While the emotional pleas were hit-or-miss, the emphasis on the spiritual realities governing our preparation and practice was solid. The point was made (in a plenary talk that could have taken place at any missions conference) that we could gain converts and still go to hell if we are not careful to guard ourselves against our own sinful inclinations to glorify ourselves. Dr. Brantly talked about imbibing Scripture through the kids' songs he learned that he later sang to himself as he lay in an isolation unit, unable to clean himself as he suffered from voluminous diarrhea. He also described his first patient in Liberia, a boy with Type 1 diabetes who died because the laboratory and pharmaceutical resources necessary weren't available, observing that "death is not the ultimate enemy." For physicians like me who often watch our patients—especially children—die despite our best efforts and the careful implementation of multi-level health programs, placing our work in this larger context of resurrection hope is both a challenge and an encouragement. Looking at our endeavors as part of God's "endgame" for redemption does not dampen the effect of any of the tragedies that we see, but it does help us to process these horrors and imbue our labor with spiritual meaning as we ache along with our patients for Christ's return.

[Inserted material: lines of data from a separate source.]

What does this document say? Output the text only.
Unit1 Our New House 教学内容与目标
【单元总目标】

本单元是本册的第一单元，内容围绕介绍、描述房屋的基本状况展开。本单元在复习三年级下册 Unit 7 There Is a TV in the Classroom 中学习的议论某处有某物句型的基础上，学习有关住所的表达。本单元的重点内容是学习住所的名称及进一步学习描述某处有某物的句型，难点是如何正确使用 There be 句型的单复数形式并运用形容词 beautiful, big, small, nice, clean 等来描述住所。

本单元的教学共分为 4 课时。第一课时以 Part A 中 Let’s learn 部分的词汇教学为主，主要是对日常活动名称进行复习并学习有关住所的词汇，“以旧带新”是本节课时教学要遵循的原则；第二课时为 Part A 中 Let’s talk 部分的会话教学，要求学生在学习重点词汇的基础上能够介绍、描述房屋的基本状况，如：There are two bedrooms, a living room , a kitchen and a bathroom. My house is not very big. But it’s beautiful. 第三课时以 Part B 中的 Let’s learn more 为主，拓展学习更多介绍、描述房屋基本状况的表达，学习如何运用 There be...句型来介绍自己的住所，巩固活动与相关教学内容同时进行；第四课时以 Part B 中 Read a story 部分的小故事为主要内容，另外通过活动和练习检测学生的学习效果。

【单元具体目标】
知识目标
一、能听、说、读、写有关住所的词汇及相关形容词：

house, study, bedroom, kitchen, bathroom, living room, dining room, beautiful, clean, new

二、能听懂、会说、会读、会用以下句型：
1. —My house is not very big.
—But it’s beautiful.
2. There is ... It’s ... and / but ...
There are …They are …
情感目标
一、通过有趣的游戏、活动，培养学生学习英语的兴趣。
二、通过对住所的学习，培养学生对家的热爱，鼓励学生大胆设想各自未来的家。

For all the less charitable stereotypes fulfilled at the GMHC, there were many more endearing impressions: 2,800 Christian professionals and students committed to loving others through their work gathered not only to get fired up about sharing the Gospel but also to learn how to do their work with excellence. Attendees were repeatedly called to collaborate with local health systems wherever they found themselves, carefully consider the ethics of their work, and search for the best evidence to guide their medical practices wherever they were. Most important, ample time was dedicated to fellowship and discussion so that people could form relationships that will guide them for years to come.
I would encourage any health professional to visit the conference at least once in their career, as it provides an excellent counterbalance to the prevailing cynicism and despair found in many medical settings (I would offer the gentle caution that if one is inclined to be turned off by the trappings of a megachurch like Southeast, deciding in advance to overlook such things as much as possible will improve the experience.) The GMHC—or any similar missions conference—also reminds those of us in the West of how encouraging the advance of God's Kingdom across the world is at a time when a myopic narrative of decline (often tied to political or cultural "losses") frequently dominates the evangelical conversation. For those who cannot attend, the MedicalMissions.com website is an excellent place to learn more and find a mentor.
Next year, I anticipate that I'll be too busy delivering babies (in a place where it is often very unsafe to be a mother or infant) to attend. However, I am certain that I'll be in that place in part because of the GMHC, and my day-to-day practices will be shaped by what I have learned at this conference.
Matthew Loftus is working at Healthcare for the Homeless (a Federally Qualified Health Center in downtown Baltimore that serves the needs of the city's homeless) full-time as a family physician. He and his family are preparing to serve in South Sudan.